You can use Emergency Procedure in a more disciplined way to raise transparency into unmanaged requirements with the pattern Illegitimus Non Interruptus.
See also Take No Small Slips.
This pattern anticipates use by highly disciplined teams. If a team is using this too often (e.g., more often than once every four Sprints) and is not improving its value, quality, and rate of delivery, then the team might reflect about whether something is fundamentally wrong in the environment or in the team’s use of Scrum. It is usually better for young teams to do their best to deliver, to take the Sprint to the end, then fail the Sprint. Away from the heat of battle in the Sprint Retrospective, the team can explore the drivers for failure and plan kaizen. Some process improvements may help the team resort to Emergency Procedure in analogous future situations.
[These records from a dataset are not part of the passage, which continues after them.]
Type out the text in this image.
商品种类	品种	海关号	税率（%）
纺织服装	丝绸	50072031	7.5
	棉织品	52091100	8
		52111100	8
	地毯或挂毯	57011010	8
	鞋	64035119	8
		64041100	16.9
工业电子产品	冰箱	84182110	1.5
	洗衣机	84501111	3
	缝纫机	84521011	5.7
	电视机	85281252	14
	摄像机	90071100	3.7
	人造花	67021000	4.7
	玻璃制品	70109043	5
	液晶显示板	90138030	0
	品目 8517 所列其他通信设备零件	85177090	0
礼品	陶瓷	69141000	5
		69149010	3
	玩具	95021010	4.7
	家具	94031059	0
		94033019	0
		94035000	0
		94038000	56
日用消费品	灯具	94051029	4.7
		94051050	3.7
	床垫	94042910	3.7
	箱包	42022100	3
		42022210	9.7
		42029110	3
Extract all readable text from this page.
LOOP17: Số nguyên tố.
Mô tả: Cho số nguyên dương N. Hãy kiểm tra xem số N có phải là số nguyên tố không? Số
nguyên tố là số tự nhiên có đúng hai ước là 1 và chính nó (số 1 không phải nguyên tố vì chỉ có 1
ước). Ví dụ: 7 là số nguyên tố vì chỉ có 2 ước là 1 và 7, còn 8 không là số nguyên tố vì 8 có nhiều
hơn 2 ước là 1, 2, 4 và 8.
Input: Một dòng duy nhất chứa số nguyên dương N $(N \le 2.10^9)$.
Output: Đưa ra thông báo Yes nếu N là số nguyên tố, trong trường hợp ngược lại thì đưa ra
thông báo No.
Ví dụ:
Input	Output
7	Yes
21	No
[1] John Shook. “How to Change a Culture: Lessons from NUMMI.” In MIT Sloan Management Review 51, Winter 2010, pp. 63–68.
[2] Jeff Sutherland. “Future of Scrum: Parallel Pipelining of Sprints in Complex Projects.” In Proceedings of Agile Development Conference (ADC'05), Denver, CO: IEEE Press, 2005.
[3] Mike Rother. Toyota Kata: Managing People for Improvement, Adaptiveness and Superior Results. New York: McGraw-Hill, 2010.